We propose a test-time adaptation (TTA) framework to improve closed-loop robustness of pretrained E2E policies without retraining, consisting of an Observational Calibrator and a Test-time Policy Adaptation procedure.

Observational Calibrator

Source and target domains induce different latent distributions due to domain-dependent sensing, causing the pretrained policy to receive out-of-distribution representations. We use flow matching to learn a transport map that aligns the source latent distribution to the target, mapping source observations into representations compatible with the downstream policy and effectively recovering open-loop performance.

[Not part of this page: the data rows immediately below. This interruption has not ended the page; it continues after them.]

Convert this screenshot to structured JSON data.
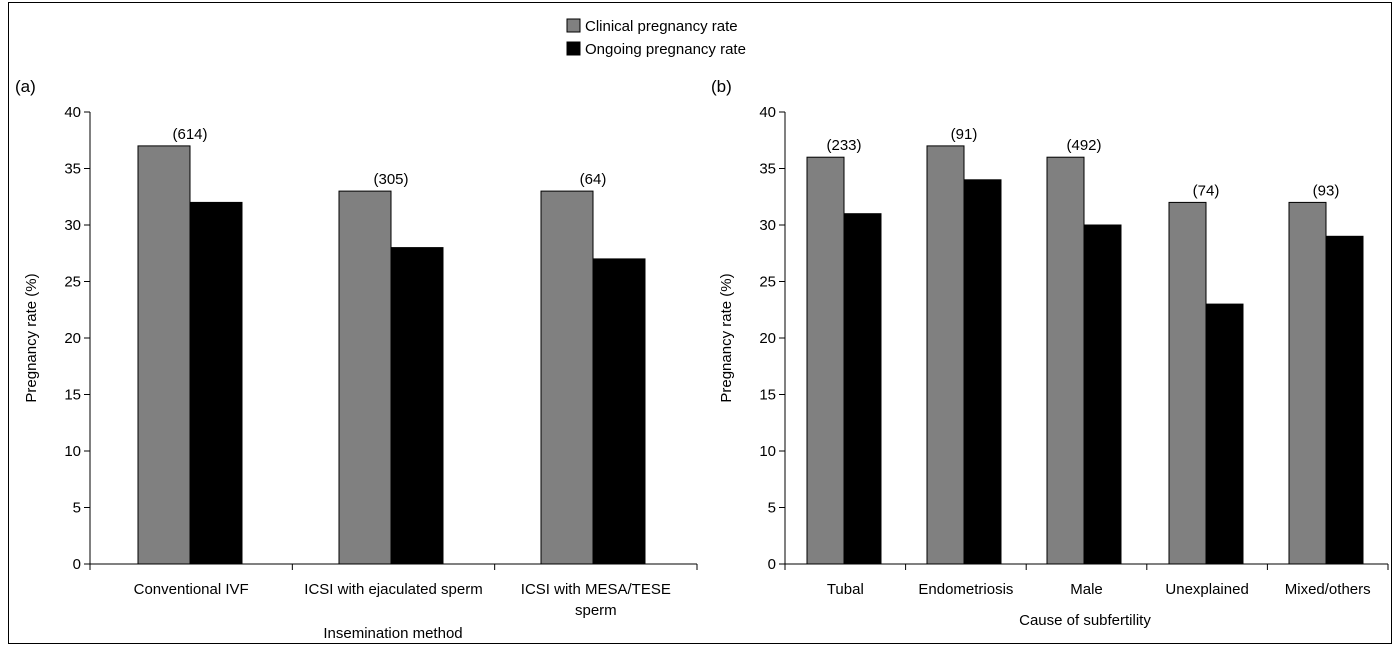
{
  "legend": {
    "items": [
      {
        "label": "Clinical pregnancy rate",
        "color": "#808080"
      },
      {
        "label": "Ongoing pregnancy rate",
        "color": "#000000"
      }
    ],
    "placement": "top-center"
  },
  "chart_data": [
    {
      "type": "bar",
      "panel_label": "(a)",
      "xlabel": "Insemination method",
      "ylabel": "Pregnancy rate (%)",
      "ylim": [
        0,
        40
      ],
      "yticks": [
        0,
        5,
        10,
        15,
        20,
        25,
        30,
        35,
        40
      ],
      "categories": [
        "Conventional IVF",
        "ICSI with ejaculated sperm",
        "ICSI with MESA/TESE sperm"
      ],
      "category_lines": [
        [
          "Conventional IVF"
        ],
        [
          "ICSI with ejaculated sperm"
        ],
        [
          "ICSI with MESA/TESE",
          "sperm"
        ]
      ],
      "series": [
        {
          "name": "Clinical pregnancy rate",
          "color": "#808080",
          "values": [
            37,
            33,
            33
          ]
        },
        {
          "name": "Ongoing pregnancy rate",
          "color": "#000000",
          "values": [
            32,
            28,
            27
          ]
        }
      ],
      "annotations": [
        "(614)",
        "(305)",
        "(64)"
      ],
      "grid": false
    },
    {
      "type": "bar",
      "panel_label": "(b)",
      "xlabel": "Cause of subfertility",
      "ylabel": "Pregnancy rate (%)",
      "ylim": [
        0,
        40
      ],
      "yticks": [
        0,
        5,
        10,
        15,
        20,
        25,
        30,
        35,
        40
      ],
      "categories": [
        "Tubal",
        "Endometriosis",
        "Male",
        "Unexplained",
        "Mixed/others"
      ],
      "category_lines": [
        [
          "Tubal"
        ],
        [
          "Endometriosis"
        ],
        [
          "Male"
        ],
        [
          "Unexplained"
        ],
        [
          "Mixed/others"
        ]
      ],
      "series": [
        {
          "name": "Clinical pregnancy rate",
          "color": "#808080",
          "values": [
            36,
            37,
            36,
            32,
            32
          ]
        },
        {
          "name": "Ongoing pregnancy rate",
          "color": "#000000",
          "values": [
            31,
            34,
            30,
            23,
            29
          ]
        }
      ],
      "annotations": [
        "(233)",
        "(91)",
        "(492)",
        "(74)",
        "(93)"
      ],
      "grid": false
    }
  ]
}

Test-time Policy Adaptation

Unbiased Q-value Estimation

Standard Q-value estimation accumulates rewards infinitely, making it intractable under an open-loop model beyond the planning horizon $H$. We introduce a truncated action-value estimator that explicitly cancels the infinite tail:

$$\hat{Q}^{\pi}(s_t, \mathbf{a}_t) \triangleq R_k(s_t, \mathbf{a}_t) + \gamma^k \mathbb{E} \left[ V^\pi(s_{t+k}) \right] - \gamma^H \mathbb{E} \left[ V^\pi(s_{t+H}) \right]$$

At each step, the agent selects the candidate trajectory maximizing $\hat{Q}^{\pi}$, dynamically filtering out plans suffering from biased open-loop estimation.

Adaptive Replan

Standard test-time scorers operate memorylessly, selecting from the current candidate set at every step and causing action chattering. Instead, we carry forward the unexecuted remainder of the previous plan and retain it unless a new candidate yields a strictly higher estimated return, promoting temporal consistency and reducing unnecessary replanning across consecutive decision steps.